Machine epsilon calculation is different using C11 and GNU11 compiler flags

Question

When using Python & Julia, I can use a neat trick to investigate machine epsilon for a particular floating point representation.

For example, in Julia 1.1.1:

julia> 7.0/3 - 4/3 - 1
2.220446049250313e-16 

julia> 7.0f0/3f0 - 4f0/3f0 - 1f0
-1.1920929f-7

I'm currently learning C and wrote this program to try and achieve the same thing:

#include <stdio.h>

int main(void)
{
  float foo;
  double bar;

  foo = 7.0f/3.0f - 4.0f/3.0f - 1.0f;
  bar = 7.0/3.0 - 4.0/3.0 - 1.0;

  printf("\nM.E. for float: %e \n\n", foo);
  printf("M.E. for double: %e \n\n", bar);

  return 0;
}

Curiously, the answer I get depends on whether I use C11 or GNU11 compiler standard. My compiler is GCC 5.3.0, running on Windows 7 and installed via MinGW.

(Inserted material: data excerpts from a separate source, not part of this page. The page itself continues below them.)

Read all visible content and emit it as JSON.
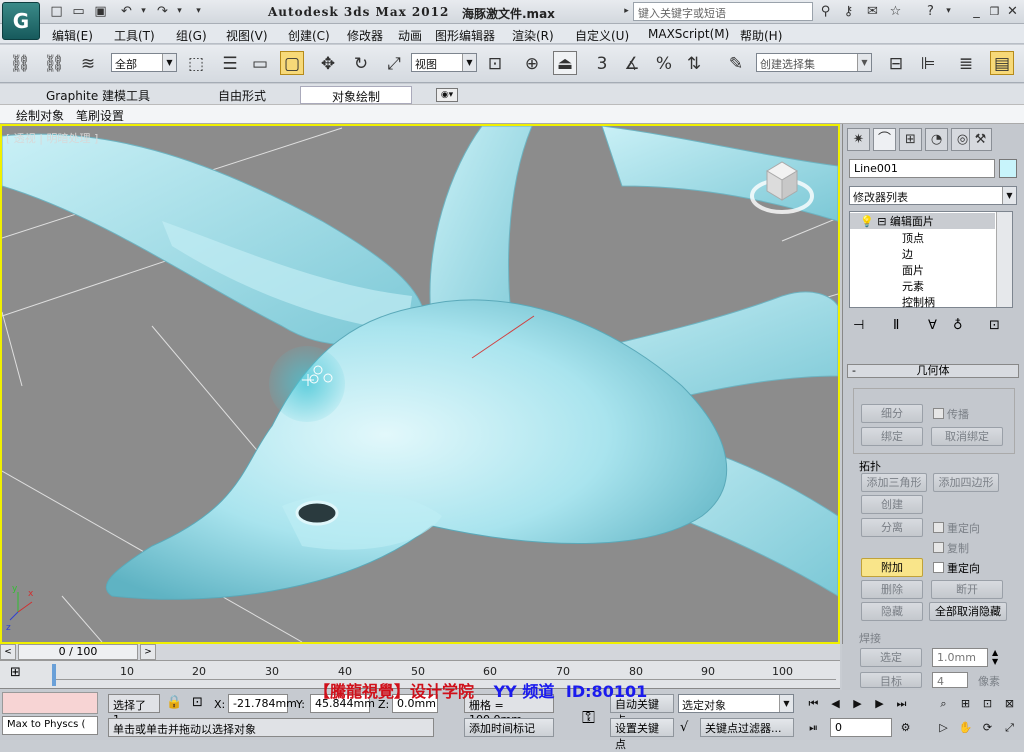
{
  "window": {
    "app_title": "Autodesk 3ds Max  2012",
    "file_name": "海豚激文件.max",
    "search_placeholder": "键入关键字或短语"
  },
  "menu": [
    "编辑(E)",
    "工具(T)",
    "组(G)",
    "视图(V)",
    "创建(C)",
    "修改器",
    "动画",
    "图形编辑器",
    "渲染(R)",
    "自定义(U)",
    "MAXScript(M)",
    "帮助(H)"
  ],
  "toolbar": {
    "selection_filter": "全部",
    "reference_coord": "视图",
    "named_selection_placeholder": "创建选择集",
    "snap_label": "3",
    "percent_label": "%"
  },
  "ribbon": {
    "tabs": [
      "Graphite 建模工具",
      "自由形式",
      "对象绘制"
    ],
    "active_tab": "对象绘制",
    "subtabs": [
      "绘制对象",
      "笔刷设置"
    ]
  },
  "viewport": {
    "label": "[ 透视 | 明暗处理 ]",
    "border_color": "#f0f000",
    "model_color": "#a9e4ee"
  },
  "command_panel": {
    "object_name": "Line001",
    "modifier_list": "修改器列表",
    "stack": [
      "编辑面片",
      "顶点",
      "边",
      "面片",
      "元素",
      "控制柄"
    ],
    "rollout_title": "几何体",
    "groups": {
      "subdivide": "细分",
      "propagate": "传播",
      "bind": "绑定",
      "unbind": "取消绑定",
      "topology": "拓扑",
      "add_tri": "添加三角形",
      "add_quad": "添加四边形",
      "create": "创建",
      "detach": "分离",
      "reorient1": "重定向",
      "copy": "复制",
      "attach": "附加",
      "reorient2": "重定向",
      "delete": "删除",
      "break": "断开",
      "hide": "隐藏",
      "unhide_all": "全部取消隐藏",
      "weld": "焊接",
      "selected": "选定",
      "weld_value": "1.0mm",
      "target": "目标",
      "target_value": "4",
      "pixels": "像素"
    }
  },
  "timeline": {
    "position": "0 / 100",
    "ticks": [
      "10",
      "20",
      "30",
      "40",
      "50",
      "60",
      "70",
      "80",
      "90",
      "100"
    ]
  },
  "status": {
    "script_listener": "Max to Physcs (",
    "selection": "选择了 1",
    "x_label": "X:",
    "x_value": "-21.784mm",
    "y_label": "Y:",
    "y_value": "45.844mm",
    "z_label": "Z:",
    "z_value": "0.0mm",
    "grid": "栅格 = 100.0mm",
    "prompt": "单击或单击并拖动以选择对象",
    "add_time_tag": "添加时间标记",
    "auto_key": "自动关键点",
    "set_key": "设置关键点",
    "key_mode": "选定对象",
    "key_filters": "关键点过滤器...",
    "frame": "0"
  },
  "watermark": {
    "brand": "【騰龍視覺】设计学院",
    "channel": "YY 频道",
    "id": "ID:80101"
  },
  "colors": {
    "accent": "#f0f000",
    "model": "#a9e4ee",
    "watermark_red": "#d0101a",
    "watermark_blue": "#1a1aee"
  }
}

So in short, when I compile with: gcc -std=gnu11 -pedantic begin.c I get:

M.E. for float: -1.192093e-007

M.E. for double: 2.220446e-016

as I expect, and matches Python and Julia. But when I compile with: gcc -std=c11 -pedantic begin.c I get:

M.E. for float: -1.084202e-019

M.E. for double: -1.084202e-019

which is unexpected. I thought it might by GNU specific features which is why I added the -pedantic flag. I have been searching on google and found this: https://gcc.gnu.org/onlinedocs/gcc/C-Extensions.html but I still am unable to explain the difference in behaviour.

To be explicit, my question is: Why is the result different using the different standards?

Update: The same differences apply with C99 and GNU99 standards.

Answer 1

In C, the best way to get the float or double epsilon is to include <float.h> and use FLT_MIN or DBL_MIN.

The value of 7.0/3.0 - 4.0/3.0 - 1.0; is not fully specified by the C standard because it allows implementations to evaluate floating-point expressions with more precision than the nominal type. To some extent, this can be dealt with by using casts or assignments. The C standard requires casts or assignments to “discard” excess precision. This is not a proper solution in general, because there can be rounding both with the initial excess precision and with the operation that “discards” excess precision. This double-rounding may produce a different result than calculating entirely with the nominal precision.

Using the cast workaround with the code in the question yields:

_Static_assert(FLT_RADIX == 2, "Floating-point radix must be two.");
float FloatEpsilon = (float) ((float) (7.f/3) - (float) (4.f/3)) - 1;
double DoubleEpsilon = (double) ((double) (7./3) - (double) (4./3)) - 1;

Note that a static assertion is required to ensure that the floating-point radix is as expected for this kludge to operate. The code should also include documentation explaining this bad idea:

• The binary representation for the fraction ⅓ ends in an infinite sequences of “01010101…”.
• When the binary for 4/3 or 7/3 is rounded to a fixed precision, it is as if the numeral were truncated and rounded down or up, depending on whether the next binary digit after truncation were a 0 or a 1.
• Given our assumption that floating-point uses a base-two radix, 4/3 and 7/3 are in consecutive binades (4/3 is in [1, 2), and 7/3 is in [2, 4). Therefore, their truncation points are one position apart.
• Thus, we converting to a binary floating-point format, 4/3 and 7/3 differ in that the latter exceeds the former by 1 and its significand ends one bit sooner. Examination of the possible truncation points reveals that, aside from the initial difference of 1, the significands differ by the value of the position of the low bit in 4/3, although the difference may be in either direction.
• By Sterbenz’ Lemma, there is no floating-point error in subtracting 4/3 from 7/3, so the result is exactly 1 plus the difference described above.
• Subtracting 1 produces that difference, which is the value of the position of the low bit of 4/3 except that it may be positive or negative.